Executives Tout Digital Sales Growth, Ramp Up Development Strategy De-Emphasizing Dining Rooms

Chipotle Mexican Grill’s appetite for new locations is rising along with its digital sales, as the company now looks to more than double its fast-casual restaurant count over the next few years to 7,000 nationwide — largely by downplaying on-site dining.
Executives of Newport Beach, California-based Chipotle, which operates 2,966 mostly company-owned stores, told analysts Tuesday the company’s development team is now equipped to reach 8% to 10% annual location growth starting this year.
“The pipeline is very strong,” CEO Brian Niccol said during the company’s fourth-quarter earnings call. “We’re fortunate. People want Chipotle in their towns, and landlords want Chipotle in their centers.”
The move shows how the pandemic led restaurant chains across the country to reduce their space devoted to dining rooms and, in some cases, accelerated a move toward more takeout food that some companies were already putting in place.
After opening 215 restaurants in 2021, Chipotle plans to open between 235 and 250 restaurants in 2022, Chief Financial Officer Jack Hartung told analysts.
A year ago, the company was targeting 6,000 restaurants at a slower pace of growth. But a year of steady sales increases — spurred largely by online ordering that accounted for 42% of fourth-quarter sales and more than 45% of 2021 sales — prompted the company to speed up those plans.
The company reported revenue of $2 billion for its fourth quarter ended Dec. 31, up 22% from the year-earlier quarter, and $7.5 billion for the full 2021, up 26% from the prior year.
Company executives said new Chipotle locations would increasingly emphasize smaller formats with space dedicated largely to serving customers who order online for delivery and pickups through the company website and mobile apps, including those of third-party delivery companies such as Grubhub and DoorDash.
New Restaurant Type
Chipotle opened its first small-format prototype in December in Cuyahoga Falls, Ohio, with a kitchen preparing food solely for digital orders and a window for drive-up and walk-up service geared to those orders. Except for a few tables outside, the prototype has no on-site dining, and there is no front service line inside.
Executives said the company would continue to renovate or relocate existing locations to incorporate its “Chipotlanes,” a drive-up service available only to customers ordering through digital channels. Hartung said more than 80% of new restaurants in the coming year will have a Chipotlane, which officials said has helped locations rack up higher sales and profit margins created by efficiencies of digital service.
Niccol noted that because Chipotlanes reduce the need for dining room space, restaurants can often be constructed at a smaller scale and lower real estate cost, making them feasible for locations in smaller towns that might not generate the same customer traffic as larger cities.
Hartung said the expansion plans come despite pandemic challenges of the past year, including rising construction and labor costs, along with delays in obtaining restaurant equipment for new locations because of supply-chain disruptions.

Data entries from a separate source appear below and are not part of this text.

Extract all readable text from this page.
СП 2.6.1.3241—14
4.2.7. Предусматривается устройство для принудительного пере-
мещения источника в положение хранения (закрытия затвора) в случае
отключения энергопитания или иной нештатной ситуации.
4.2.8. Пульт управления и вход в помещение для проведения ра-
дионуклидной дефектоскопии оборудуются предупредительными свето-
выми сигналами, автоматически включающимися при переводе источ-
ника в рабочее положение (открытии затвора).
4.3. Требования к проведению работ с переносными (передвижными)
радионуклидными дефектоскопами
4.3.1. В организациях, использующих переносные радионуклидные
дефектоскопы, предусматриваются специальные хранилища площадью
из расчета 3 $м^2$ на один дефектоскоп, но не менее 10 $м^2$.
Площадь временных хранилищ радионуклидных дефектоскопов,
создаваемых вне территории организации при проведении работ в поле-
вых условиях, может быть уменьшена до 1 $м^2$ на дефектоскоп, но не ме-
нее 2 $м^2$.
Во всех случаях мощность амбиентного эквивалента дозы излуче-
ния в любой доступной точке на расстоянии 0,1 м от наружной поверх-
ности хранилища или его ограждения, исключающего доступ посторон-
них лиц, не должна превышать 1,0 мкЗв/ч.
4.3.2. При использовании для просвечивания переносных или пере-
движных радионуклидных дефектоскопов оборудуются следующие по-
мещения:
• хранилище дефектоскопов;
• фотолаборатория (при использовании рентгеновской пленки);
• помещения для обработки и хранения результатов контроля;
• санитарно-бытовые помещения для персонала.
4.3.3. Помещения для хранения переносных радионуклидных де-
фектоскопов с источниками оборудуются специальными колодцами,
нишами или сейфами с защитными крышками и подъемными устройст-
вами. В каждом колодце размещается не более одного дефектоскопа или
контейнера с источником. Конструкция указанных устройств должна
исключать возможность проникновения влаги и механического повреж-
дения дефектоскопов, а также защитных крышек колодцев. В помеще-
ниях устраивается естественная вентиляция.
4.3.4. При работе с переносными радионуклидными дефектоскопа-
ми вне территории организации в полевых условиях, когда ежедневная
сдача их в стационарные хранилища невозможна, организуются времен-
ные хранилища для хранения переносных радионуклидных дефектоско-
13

Equity analysts who track Chipotle have generally been bullish about the company’s growth prospects, thanks largely to rising digital sales. In an October research note, Dennis Geiger, a UBS senior research analyst, said Chipotle “appears positioned for elevated sales growth over the balance of 2021” and longer term, “given continued digital gains, loyalty expansion, new menu items and a further recovery in dine-in traffic.”
Chipotle joins other national restaurant chains that were able to preserve or boost sales since the start of the pandemic by emphasizing digital sales as dining room traffic was significantly diminished. The loss of dine-in customers significantly decreased foot traffic and sales for smaller, independent restaurants, though business has been improving over the past few months.
A mid-2021 report from the National Restaurant Association trade group estimated that 90,000 mostly independent restaurants, or about 14% of all U.S. restaurants, closed permanently since the start of pandemic closures and capacity restrictions in early 2020.
The trade group earlier this month projected that restaurant sales would reach $898 billion in 2022, up from $799 billion in 2021. But more than half of restaurant operators it surveyed said it would be a year or more before business returns to a pre-pandemic normal, as food, labor and other costs eat into profit margins in 2022.